Türk Medline
ADR Yönetimi
ADR Yönetimi

EVALUATING THE SUCCESS RATE OF THE ONLINE CHAT-BASED ARTIFICIAL INTELLIGENCE PROGRAM CHATGPT IN ANSWERING BASIC QUESTIONS RELATED TO THYROID CANCER

YİĞİT TÜRK, BAHADIR EMRE BAKİ, AHMET CEM DURAL, SERKAN TEKSÖZ, ÖZER MAKAY, RECEP GÖKHAN İÇÖZ, MURAT ÖZDEMİR

Anatolian Journal of General Medical Research - 2025;35(1):83-89

Ege University Faculty of Medicine, Department of General Surgery, İzmir, Türkiye

 

OBJECTIVE ChatGPT, an advanced conversational bot based on artificial intelligence (AI) and a large language model, is designed to understand and generate responses to inputs. This study aims to assess the accuracy of responses provided by ChatGPT to questions that might be asked by patients concerning thyroid cancer. METHODS A total of 27 questions in Turkish, relevant to thyroid cancer and likely to be asked by non-healthcare professionals, were prepared under four categories (general information, diagnosis, treatment, follow-up). These questions were posed to the free public version of ChatGPT, version 3.5. Three experts in endocrine surgery (A.C.D., S.T., Ö.M.) were asked to evaluate the responses.

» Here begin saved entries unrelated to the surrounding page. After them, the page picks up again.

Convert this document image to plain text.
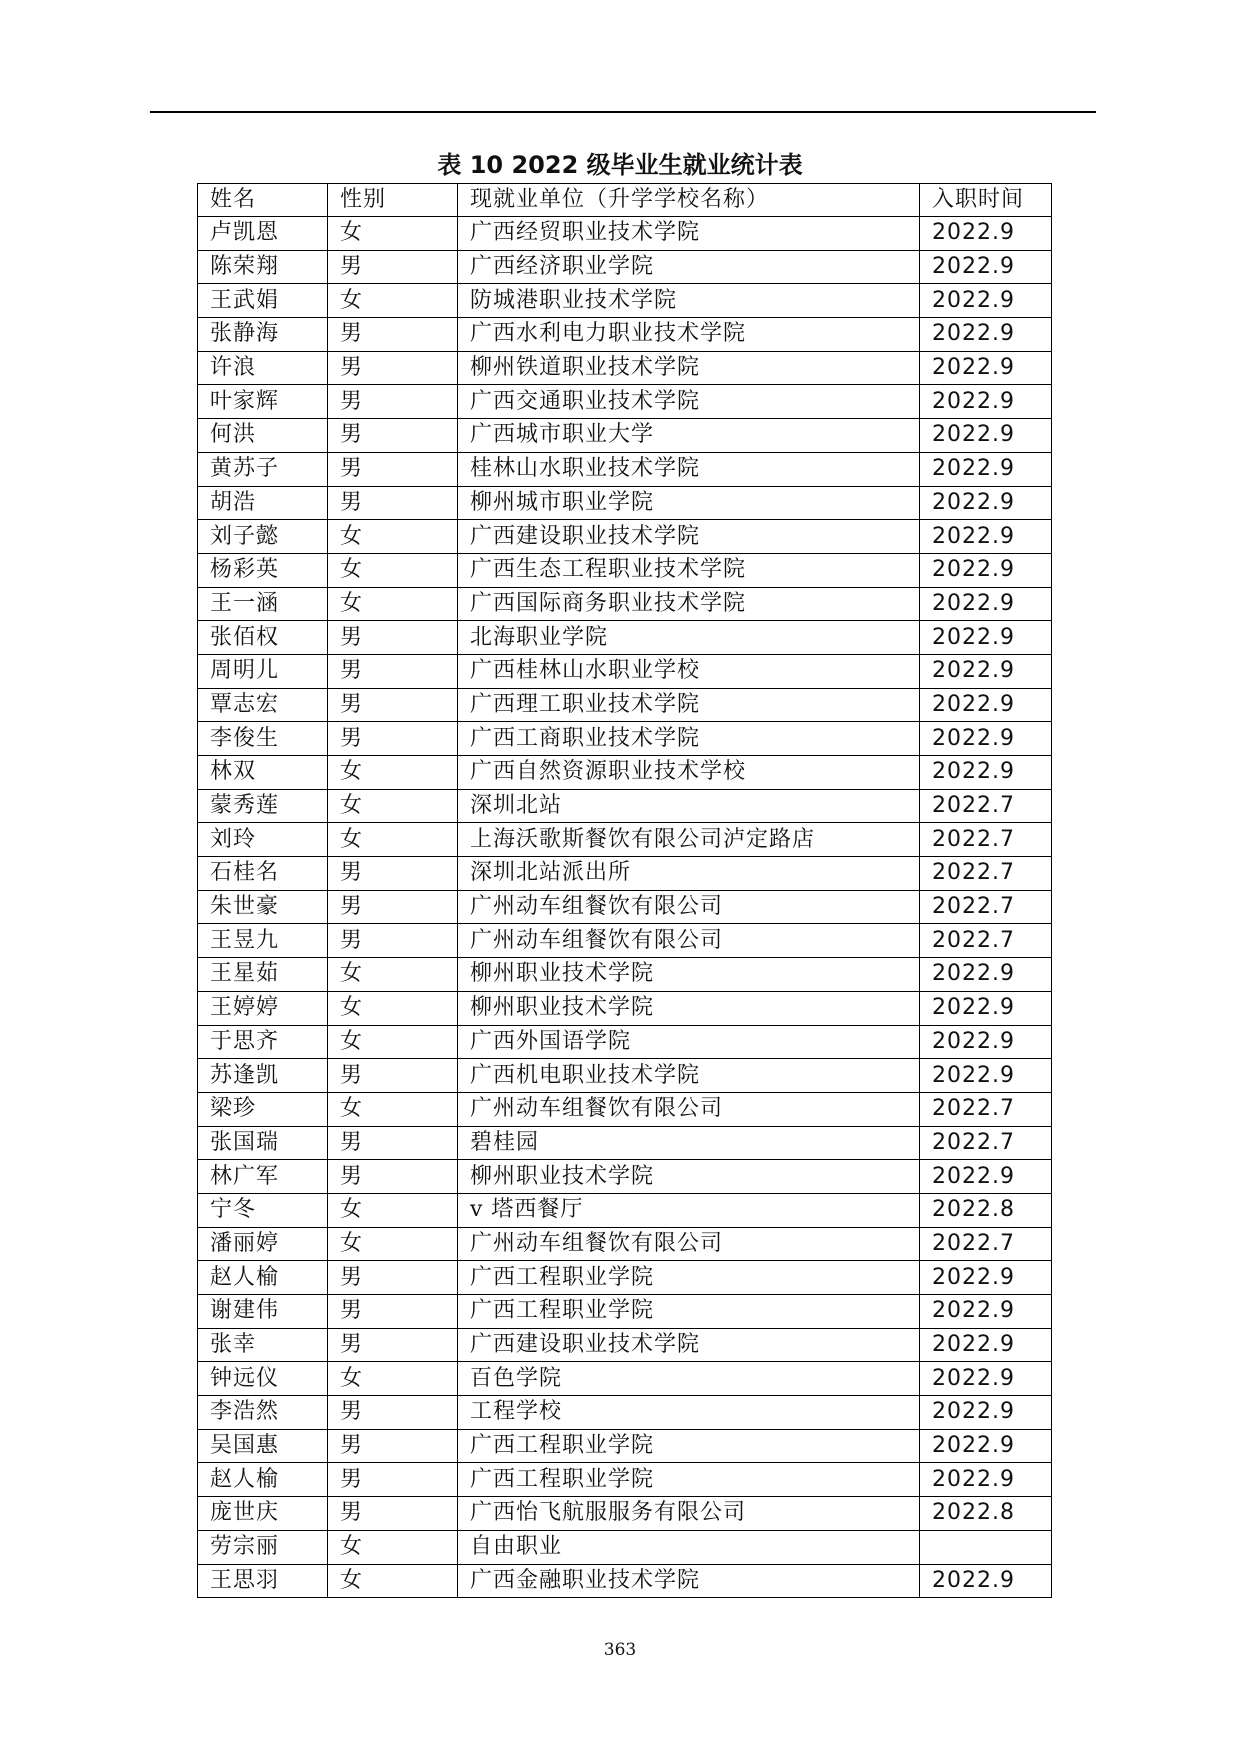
表 10 2022 级毕业生就业统计表
姓名	性别	现就业单位（升学学校名称）	入职时间
卢凯恩	女	广西经贸职业技术学院	2022.9
陈荣翔	男	广西经济职业学院	2022.9
王武娟	女	防城港职业技术学院	2022.9
张静海	男	广西水利电力职业技术学院	2022.9
许浪	男	柳州铁道职业技术学院	2022.9
叶家辉	男	广西交通职业技术学院	2022.9
何洪	男	广西城市职业大学	2022.9
黄苏子	男	桂林山水职业技术学院	2022.9
胡浩	男	柳州城市职业学院	2022.9
刘子懿	女	广西建设职业技术学院	2022.9
杨彩英	女	广西生态工程职业技术学院	2022.9
王一涵	女	广西国际商务职业技术学院	2022.9
张佰权	男	北海职业学院	2022.9
周明儿	男	广西桂林山水职业学校	2022.9
覃志宏	男	广西理工职业技术学院	2022.9
李俊生	男	广西工商职业技术学院	2022.9
林双	女	广西自然资源职业技术学校	2022.9
蒙秀莲	女	深圳北站	2022.7
刘玲	女	上海沃歌斯餐饮有限公司泸定路店	2022.7
石桂名	男	深圳北站派出所	2022.7
朱世豪	男	广州动车组餐饮有限公司	2022.7
王昱九	男	广州动车组餐饮有限公司	2022.7
王星茹	女	柳州职业技术学院	2022.9
王婷婷	女	柳州职业技术学院	2022.9
于思齐	女	广西外国语学院	2022.9
苏逢凯	男	广西机电职业技术学院	2022.9
梁珍	女	广州动车组餐饮有限公司	2022.7
张国瑞	男	碧桂园	2022.7
林广军	男	柳州职业技术学院	2022.9
宁冬	女	v 塔西餐厅	2022.8
潘丽婷	女	广州动车组餐饮有限公司	2022.7
赵人榆	男	广西工程职业学院	2022.9
谢建伟	男	广西工程职业学院	2022.9
张幸	男	广西建设职业技术学院	2022.9
钟远仪	女	百色学院	2022.9
李浩然	男	工程学校	2022.9
吴国惠	男	广西工程职业学院	2022.9
赵人榆	男	广西工程职业学院	2022.9
庞世庆	男	广西怡飞航服服务有限公司	2022.8
劳宗丽	女	自由职业	
王思羽	女	广西金融职业技术学院	2022.9
363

The answers were classified into three categories: appropriate, inappropriate, and insufficient/incomplete. RESULTS Upon evaluating the responses given by ChatGPT to the prepared questions across the four categories, 9 responses (33.3%) were considered “appropriate” by two of the three experts and “insufficient/incomplete” by one expert. Six responses (22.2%) were deemed “appropriate” by two experts and “inappropriate” by one. Overall, a total of 16 responses (59.25%) were considered “appropriate” by at least two experts. CONCLUSION At this stage, AI-based conversational programs like ChatGPT are not seen as capable of replacing a specialist from whom patients receive medical advice.